シベリウス(Jean Sibelius 1865-1957)の生誕150年にあたる2015年の完成を目指して着実に進められている尾高忠明(1947-)指揮、札幌交響楽団による交響曲全曲録音の第3弾。今回収録されたのは、以下の2曲。
1) 交響曲 第4番 イ短調 op.63
2) 交響曲 第5番 変ホ長調 op.82
2014年及び2015年、札幌コンサートホールKitaraでライヴ収録されたもの。
当シリーズをこれまでずっと聴かせていただいているが、今回も期待に違わない素晴らしい演奏だ。札幌交響楽団の淡い色合いを持った弦楽合奏のベースが、これらの楽曲の特徴に合致し、音響と旋律の相補的な関係が、とてもマッチしている。
交響曲第4番は難渋さのある楽曲で、シベリウスの音楽を深く愛する人以外には、なかなか聴かれることは少ないと思う。しかし、最近になって、この曲の解釈は様々に深まっており、その進化を楽しめるようになってきた。当演奏は、室内楽的な緊密さをベースとしながらも、時に旋律の断片に情緒的な味わいを加えることで、とても中庸を得た解釈となっているだろう。ほの暗い響きのなかから、北国を思わせる情感に溢れた楽器の響きが届いたとき、胸をすっと清涼な風が吹き抜けたかのような、透明な残り香を置いていく。時折垣間見られる飛躍的な展開も、間合いが自然で、緊密な受け渡しがあり、そのことで全体の均衡性が確保される。時に散漫さにつながりかねない難しい楽曲だけに、当演奏の質の高さを感じさせてくれるところだ。
交響曲第5番は逆に大らかな幸福感に満ちた音楽で、私も音楽を聴き始めたころから馴染んだ作品。この曲になると尾高の指揮も、より柔和な音響美にウェイトを移しており、豊饒で柔らかな金管の音色が広がっていくのを感じる。第1楽章のフィナーレ、それに第3楽章の解放感も自然賛歌的な大らかさに満ちていて、この曲になによりもふさわしい表現だと思う。その中間にある第2楽章の描写性のある素朴なニュアンスの交錯も、それぞれのフレーズが静謐さを持ちながらも暖かく行きかっていて、ぬくもりに溢れている。

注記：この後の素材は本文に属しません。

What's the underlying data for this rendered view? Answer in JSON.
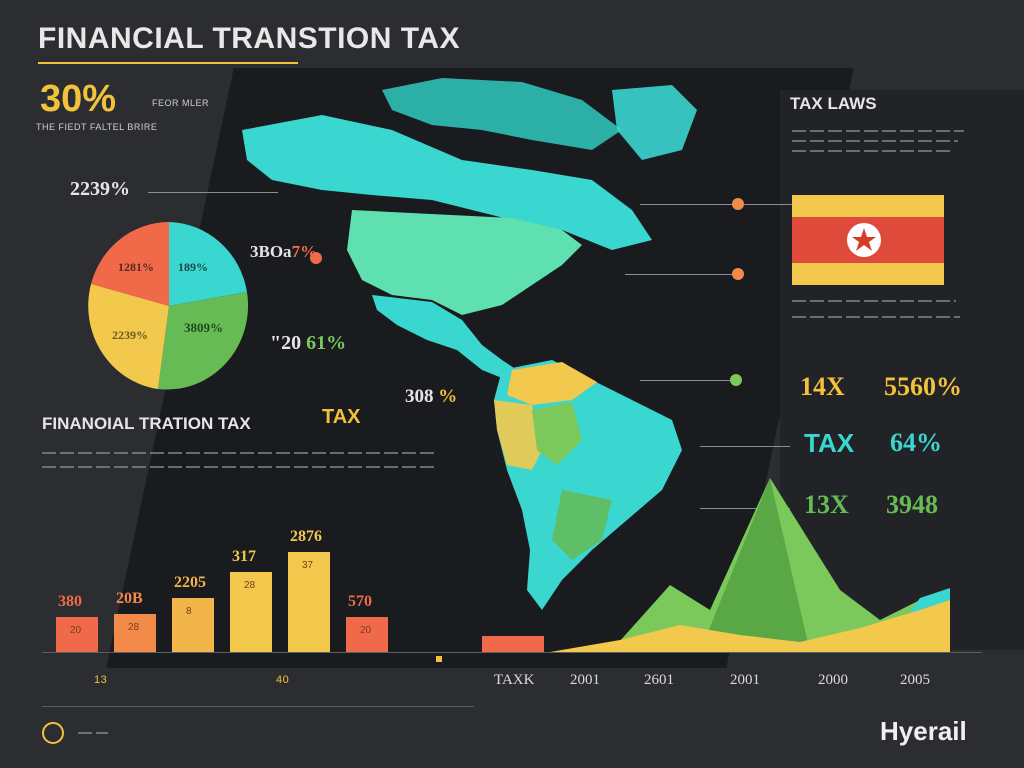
{
  "header": {
    "title": "FINANCIAL TRANSTION  TAX"
  },
  "left_top": {
    "percent": "30%",
    "caption_right": "FEOR MLER",
    "caption_below": "THE FIEDT FALTEL BRIRE"
  },
  "pie": {
    "percent_label": "2239%",
    "slice_labels": [
      "1281%",
      "189%",
      "2239%",
      "3809%"
    ],
    "colors": [
      "#f06a4a",
      "#3ad6d0",
      "#f2c94c",
      "#66bb55"
    ]
  },
  "callouts": [
    {
      "text": "3BOa",
      "accent": "7%"
    },
    {
      "text": "\"20",
      "accent": "61%"
    },
    {
      "text": "308",
      "accent": "%"
    }
  ],
  "section": {
    "title": "FINANOIAL TRATION TAX",
    "tag": "TAX"
  },
  "bars": {
    "labels": [
      "380",
      "20B",
      "2205",
      "317",
      "2876",
      "570"
    ],
    "inner_labels": [
      "20",
      "28",
      "8",
      "28",
      "37",
      "20"
    ],
    "values": [
      26,
      28,
      40,
      60,
      75,
      26
    ],
    "colors": [
      "#f06a4a",
      "#f28a4a",
      "#f2b54a",
      "#f2c94c",
      "#f2c94c",
      "#f06a4a"
    ],
    "bottom_labels": [
      "13",
      "40"
    ]
  },
  "right": {
    "tax_laws_title": "TAX LAWS",
    "rows": [
      {
        "label": "14X",
        "value": "5560%",
        "label_color": "#f2c23a",
        "value_color": "#f2c23a"
      },
      {
        "label": "TAX",
        "value": "64%",
        "label_color": "#3ad6d0",
        "value_color": "#3ad6d0"
      },
      {
        "label": "13X",
        "value": "3948",
        "label_color": "#66bb55",
        "value_color": "#66bb55"
      }
    ]
  },
  "area_chart": {
    "years": [
      "TAXK",
      "2001",
      "2601",
      "2001",
      "2000",
      "2005"
    ]
  },
  "brand": {
    "name": "Hyerail"
  }
}
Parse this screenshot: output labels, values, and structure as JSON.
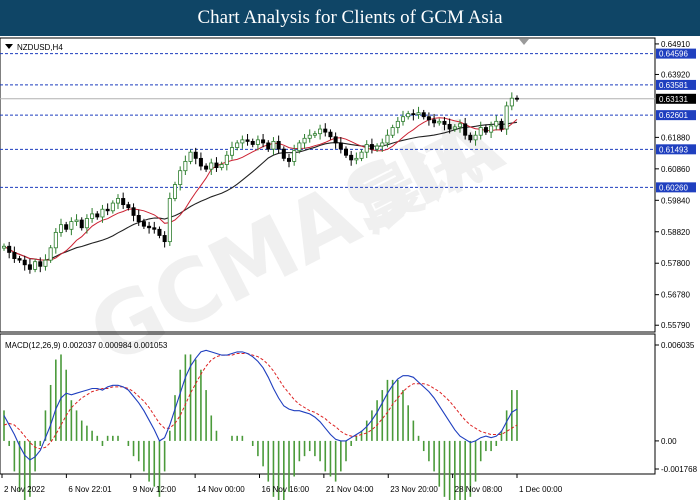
{
  "banner": {
    "title": "Chart Analysis for Clients of GCM Asia"
  },
  "chart_data": [
    {
      "type": "candlestick",
      "symbol_label": "NZDUSD,H4",
      "ylim": [
        0.557,
        0.6494
      ],
      "y_ticks": [
        "0.64910",
        "0.63920",
        "0.61880",
        "0.60860",
        "0.59840",
        "0.58820",
        "0.57800",
        "0.56780",
        "0.55790"
      ],
      "current_price": {
        "value": 0.63131,
        "label": "0.63131",
        "color": "#000000"
      },
      "levels": [
        {
          "value": 0.64596,
          "label": "0.64596",
          "color": "#1f3fbf"
        },
        {
          "value": 0.63581,
          "label": "0.63581",
          "color": "#1f3fbf"
        },
        {
          "value": 0.62601,
          "label": "0.62601",
          "color": "#1f3fbf"
        },
        {
          "value": 0.61493,
          "label": "0.61493",
          "color": "#1f3fbf"
        },
        {
          "value": 0.6026,
          "label": "0.60260",
          "color": "#1f3fbf"
        }
      ],
      "x_ticks": [
        "2 Nov 2022",
        "6 Nov 22:01",
        "9 Nov 12:00",
        "14 Nov 00:00",
        "16 Nov 16:00",
        "21 Nov 04:00",
        "23 Nov 20:00",
        "28 Nov 08:00",
        "1 Dec 00:00"
      ],
      "close": [
        0.5835,
        0.5815,
        0.5795,
        0.579,
        0.5775,
        0.576,
        0.5785,
        0.577,
        0.579,
        0.583,
        0.588,
        0.5905,
        0.589,
        0.5915,
        0.592,
        0.5895,
        0.5925,
        0.594,
        0.593,
        0.5955,
        0.595,
        0.5975,
        0.599,
        0.597,
        0.596,
        0.5935,
        0.5915,
        0.59,
        0.5895,
        0.589,
        0.587,
        0.585,
        0.599,
        0.6035,
        0.608,
        0.611,
        0.614,
        0.612,
        0.6095,
        0.6085,
        0.6105,
        0.609,
        0.61,
        0.613,
        0.6155,
        0.617,
        0.618,
        0.6175,
        0.6165,
        0.618,
        0.617,
        0.615,
        0.6175,
        0.615,
        0.612,
        0.611,
        0.6145,
        0.617,
        0.6185,
        0.6195,
        0.62,
        0.6215,
        0.6205,
        0.619,
        0.617,
        0.615,
        0.613,
        0.6115,
        0.612,
        0.614,
        0.6165,
        0.615,
        0.616,
        0.617,
        0.6195,
        0.622,
        0.624,
        0.6255,
        0.6265,
        0.6262,
        0.6268,
        0.6255,
        0.6245,
        0.6235,
        0.624,
        0.623,
        0.6215,
        0.6222,
        0.6232,
        0.6195,
        0.618,
        0.6195,
        0.622,
        0.6205,
        0.6225,
        0.624,
        0.6215,
        0.629,
        0.6315,
        0.6313
      ],
      "sma_fast_color": "#cc2233",
      "sma_slow_color": "#222222",
      "up_color": "#2d7d2d",
      "down_color": "#000000"
    },
    {
      "type": "macd",
      "label": "MACD(12,26,9) 0.002037 0.000984 0.001053",
      "ylim": [
        -0.001768,
        0.006035
      ],
      "y_ticks": [
        "0.006035",
        "0.00",
        "-0.001768"
      ],
      "series": [
        {
          "name": "MACD",
          "color": "#1f3fbf",
          "values": [
            0.0016,
            0.001,
            0.0004,
            -0.0003,
            -0.0009,
            -0.0012,
            -0.001,
            -0.0006,
            0.0002,
            0.001,
            0.002,
            0.0027,
            0.003,
            0.0029,
            0.003,
            0.0031,
            0.0032,
            0.0033,
            0.0033,
            0.0032,
            0.0034,
            0.0035,
            0.0035,
            0.0034,
            0.0032,
            0.0028,
            0.0024,
            0.0019,
            0.0013,
            0.0007,
            0.0,
            0.0002,
            0.001,
            0.002,
            0.003,
            0.004,
            0.0047,
            0.0052,
            0.0056,
            0.0057,
            0.0056,
            0.0055,
            0.0054,
            0.0054,
            0.0055,
            0.0056,
            0.0056,
            0.0055,
            0.0053,
            0.005,
            0.0046,
            0.004,
            0.0033,
            0.0027,
            0.0022,
            0.002,
            0.0019,
            0.0019,
            0.0018,
            0.0017,
            0.0015,
            0.0012,
            0.0008,
            0.0004,
            0.0001,
            0.0,
            0.0,
            0.0002,
            0.0004,
            0.0006,
            0.0009,
            0.0013,
            0.0018,
            0.0024,
            0.003,
            0.0035,
            0.0039,
            0.0041,
            0.0041,
            0.004,
            0.0037,
            0.0034,
            0.0031,
            0.0027,
            0.0022,
            0.0017,
            0.0012,
            0.0007,
            0.0003,
            0.0001,
            -0.0001,
            0.0,
            0.0002,
            0.0003,
            0.0002,
            0.0003,
            0.0006,
            0.0012,
            0.0018,
            0.002
          ]
        },
        {
          "name": "Signal",
          "color": "#dd2222",
          "values": [
            0.001,
            0.0011,
            0.001,
            0.0007,
            0.0003,
            -0.0001,
            -0.0004,
            -0.0005,
            -0.0004,
            -0.0001,
            0.0004,
            0.001,
            0.0016,
            0.0021,
            0.0024,
            0.0027,
            0.0029,
            0.0031,
            0.0032,
            0.0033,
            0.0033,
            0.0034,
            0.0034,
            0.0034,
            0.0033,
            0.0031,
            0.0028,
            0.0025,
            0.0021,
            0.0016,
            0.0011,
            0.0008,
            0.0008,
            0.0011,
            0.0016,
            0.0023,
            0.003,
            0.0036,
            0.0042,
            0.0047,
            0.0051,
            0.0053,
            0.0054,
            0.0054,
            0.0054,
            0.0055,
            0.0055,
            0.0055,
            0.0054,
            0.0053,
            0.0051,
            0.0048,
            0.0044,
            0.0039,
            0.0034,
            0.003,
            0.0026,
            0.0023,
            0.0021,
            0.0019,
            0.0018,
            0.0016,
            0.0014,
            0.0011,
            0.0009,
            0.0006,
            0.0004,
            0.0003,
            0.0003,
            0.0004,
            0.0005,
            0.0007,
            0.001,
            0.0014,
            0.0018,
            0.0023,
            0.0027,
            0.0031,
            0.0034,
            0.0036,
            0.0036,
            0.0036,
            0.0035,
            0.0033,
            0.0031,
            0.0028,
            0.0025,
            0.0021,
            0.0017,
            0.0013,
            0.001,
            0.0008,
            0.0006,
            0.0005,
            0.0004,
            0.0004,
            0.0004,
            0.0006,
            0.0008,
            0.001
          ]
        },
        {
          "name": "Histogram",
          "color": "#4a9a3a"
        }
      ]
    }
  ],
  "watermark": {
    "brand": "GCMASIA",
    "chinese": "晨讯"
  }
}
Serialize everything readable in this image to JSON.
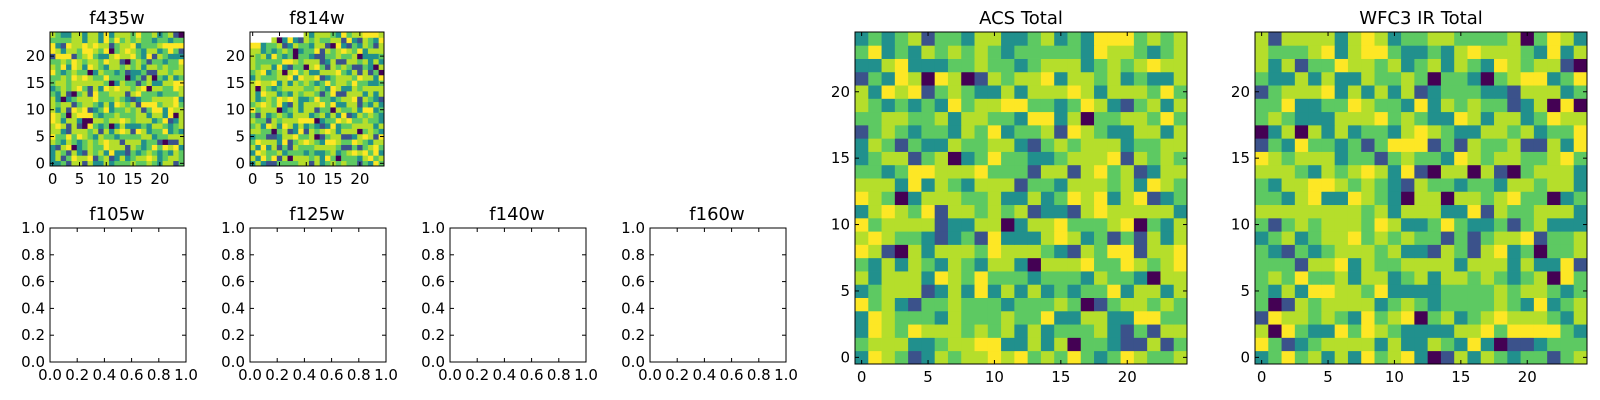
{
  "colormap": [
    "#440154",
    "#3b528b",
    "#21908d",
    "#5dc962",
    "#b5de2b",
    "#fde725"
  ],
  "chart_data": [
    {
      "id": "f435w",
      "type": "heatmap",
      "title": "f435w",
      "grid": [
        25,
        25
      ],
      "xlim": [
        0,
        25
      ],
      "ylim": [
        0,
        25
      ],
      "xticks": [
        0,
        5,
        10,
        15,
        20
      ],
      "yticks": [
        0,
        5,
        10,
        15,
        20
      ],
      "pattern": "noise",
      "seed": 11,
      "missing_pixels": []
    },
    {
      "id": "f814w",
      "type": "heatmap",
      "title": "f814w",
      "grid": [
        25,
        25
      ],
      "xlim": [
        0,
        25
      ],
      "ylim": [
        0,
        25
      ],
      "xticks": [
        0,
        5,
        10,
        15,
        20
      ],
      "yticks": [
        0,
        5,
        10,
        15,
        20
      ],
      "pattern": "noise",
      "seed": 37,
      "missing_pixels": [
        [
          0,
          24
        ],
        [
          1,
          24
        ],
        [
          2,
          24
        ],
        [
          3,
          24
        ],
        [
          4,
          24
        ],
        [
          0,
          23
        ],
        [
          1,
          23
        ],
        [
          2,
          23
        ],
        [
          3,
          23
        ],
        [
          5,
          24
        ],
        [
          6,
          24
        ],
        [
          7,
          24
        ],
        [
          8,
          24
        ],
        [
          9,
          24
        ]
      ]
    },
    {
      "id": "f105w",
      "type": "empty",
      "title": "f105w",
      "xlim": [
        0,
        1
      ],
      "ylim": [
        0,
        1
      ],
      "xticks": [
        "0.0",
        "0.2",
        "0.4",
        "0.6",
        "0.8",
        "1.0"
      ],
      "yticks": [
        "0.0",
        "0.2",
        "0.4",
        "0.6",
        "0.8",
        "1.0"
      ]
    },
    {
      "id": "f125w",
      "type": "empty",
      "title": "f125w",
      "xlim": [
        0,
        1
      ],
      "ylim": [
        0,
        1
      ],
      "xticks": [
        "0.0",
        "0.2",
        "0.4",
        "0.6",
        "0.8",
        "1.0"
      ],
      "yticks": [
        "0.0",
        "0.2",
        "0.4",
        "0.6",
        "0.8",
        "1.0"
      ]
    },
    {
      "id": "f140w",
      "type": "empty",
      "title": "f140w",
      "xlim": [
        0,
        1
      ],
      "ylim": [
        0,
        1
      ],
      "xticks": [
        "0.0",
        "0.2",
        "0.4",
        "0.6",
        "0.8",
        "1.0"
      ],
      "yticks": [
        "0.0",
        "0.2",
        "0.4",
        "0.6",
        "0.8",
        "1.0"
      ]
    },
    {
      "id": "f160w",
      "type": "empty",
      "title": "f160w",
      "xlim": [
        0,
        1
      ],
      "ylim": [
        0,
        1
      ],
      "xticks": [
        "0.0",
        "0.2",
        "0.4",
        "0.6",
        "0.8",
        "1.0"
      ],
      "yticks": [
        "0.0",
        "0.2",
        "0.4",
        "0.6",
        "0.8",
        "1.0"
      ]
    },
    {
      "id": "acs-total",
      "type": "heatmap",
      "title": "ACS Total",
      "grid": [
        25,
        25
      ],
      "xlim": [
        0,
        25
      ],
      "ylim": [
        0,
        25
      ],
      "xticks": [
        0,
        5,
        10,
        15,
        20
      ],
      "yticks": [
        0,
        5,
        10,
        15,
        20
      ],
      "pattern": "noise",
      "seed": 73,
      "missing_pixels": []
    },
    {
      "id": "wfc3-ir-total",
      "type": "heatmap",
      "title": "WFC3 IR Total",
      "grid": [
        25,
        25
      ],
      "xlim": [
        0,
        25
      ],
      "ylim": [
        0,
        25
      ],
      "xticks": [
        0,
        5,
        10,
        15,
        20
      ],
      "yticks": [
        0,
        5,
        10,
        15,
        20
      ],
      "pattern": "noise",
      "seed": 101,
      "missing_pixels": []
    }
  ]
}
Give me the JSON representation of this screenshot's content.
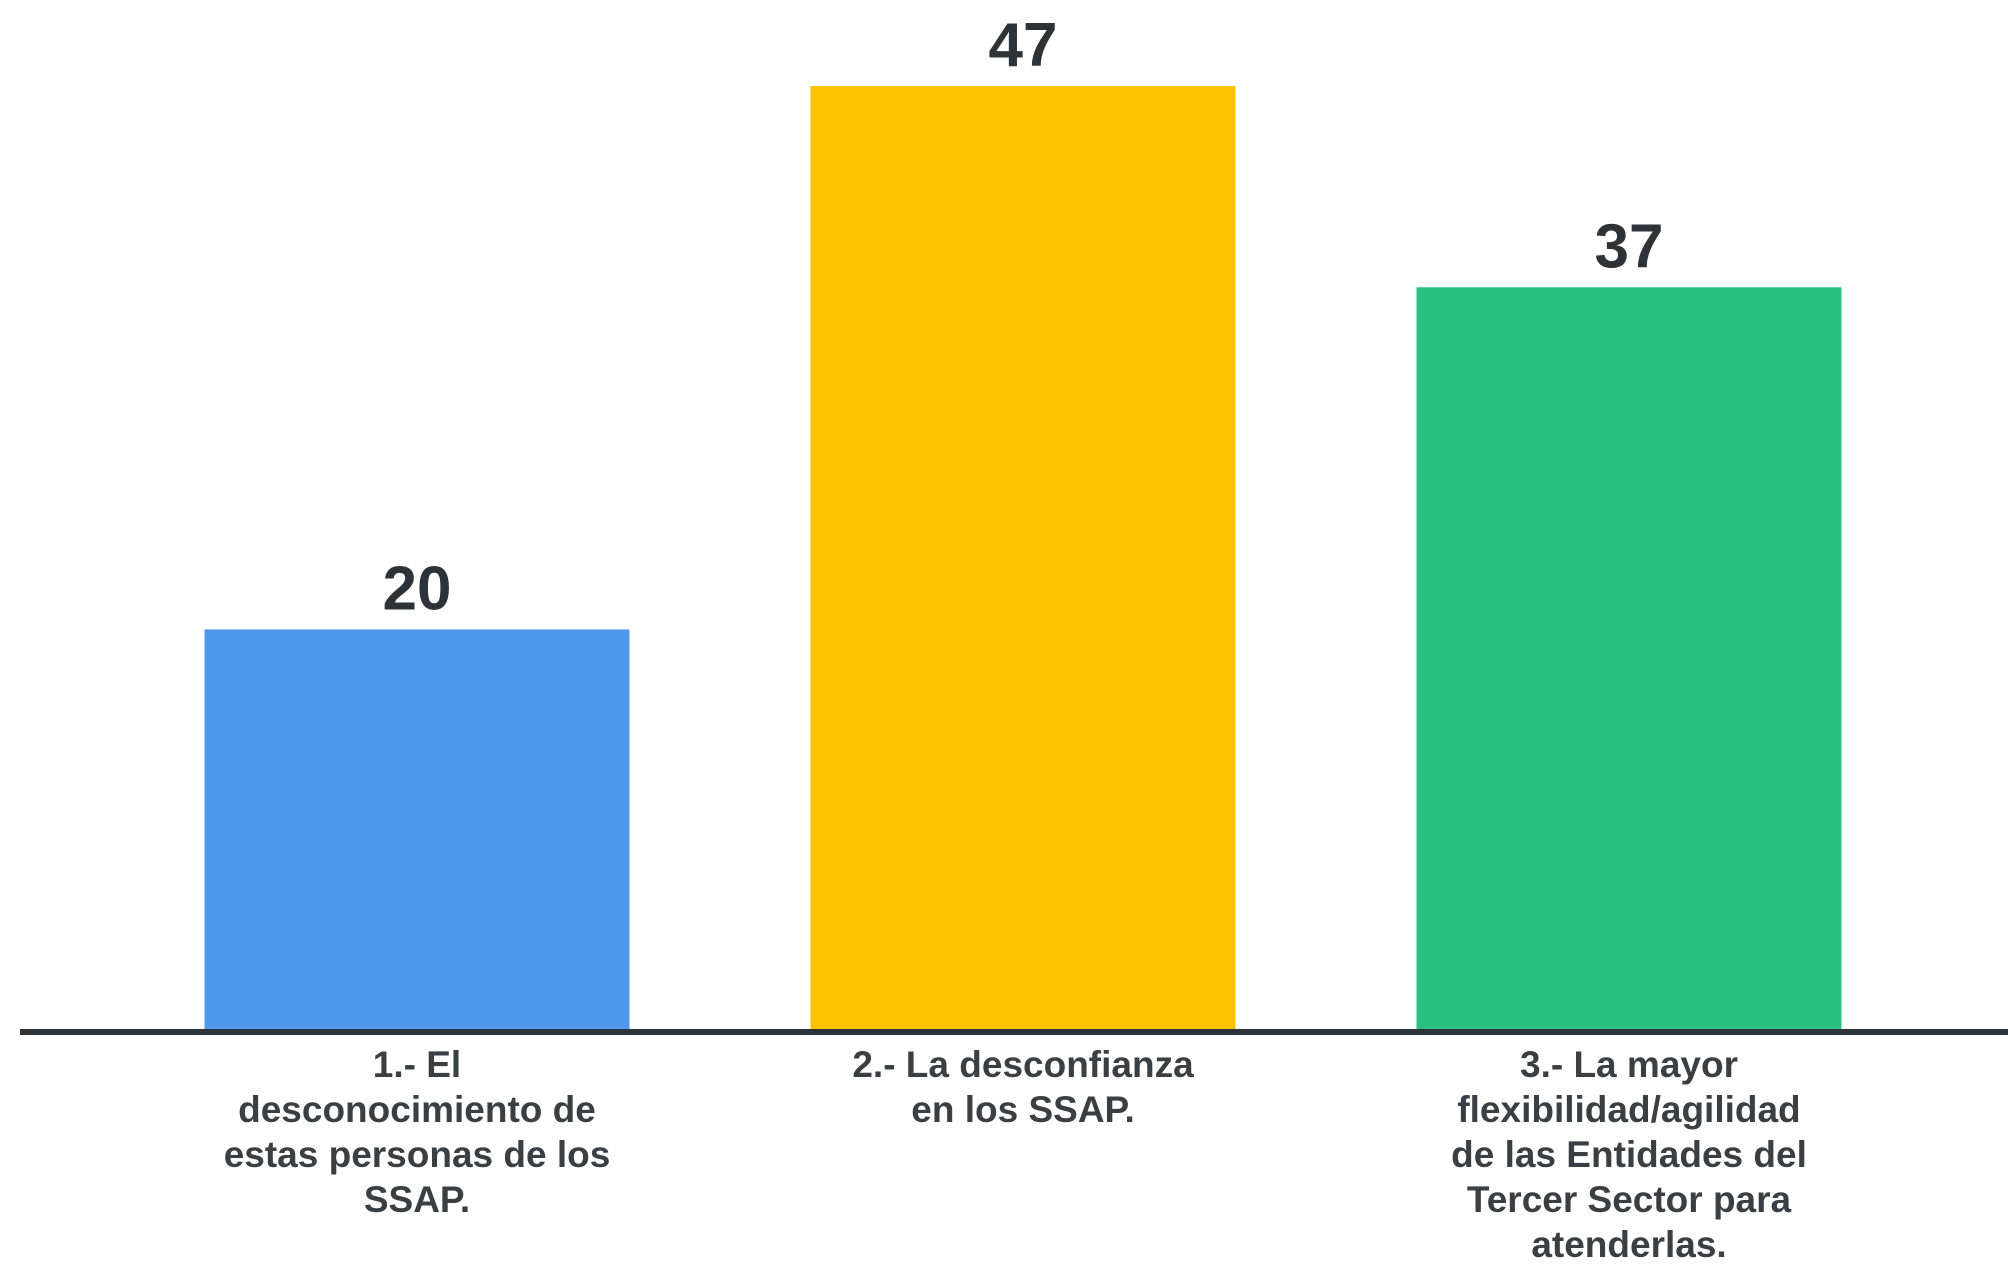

それにしても、聴いていて、なぜか「北国の音」という感じがするのは不思議である。特に木管の透明な旋律が鳴るとき、弦のグラデーションがやや暗い色彩で広がるときに、私は北国の音色を感じ、そう形容したくなる。当録音にはそんな瞬間があちこちにある。シベリウスと札幌交響楽団の間に、北国的なシンパシーが通ったように感じ、うれしくなった。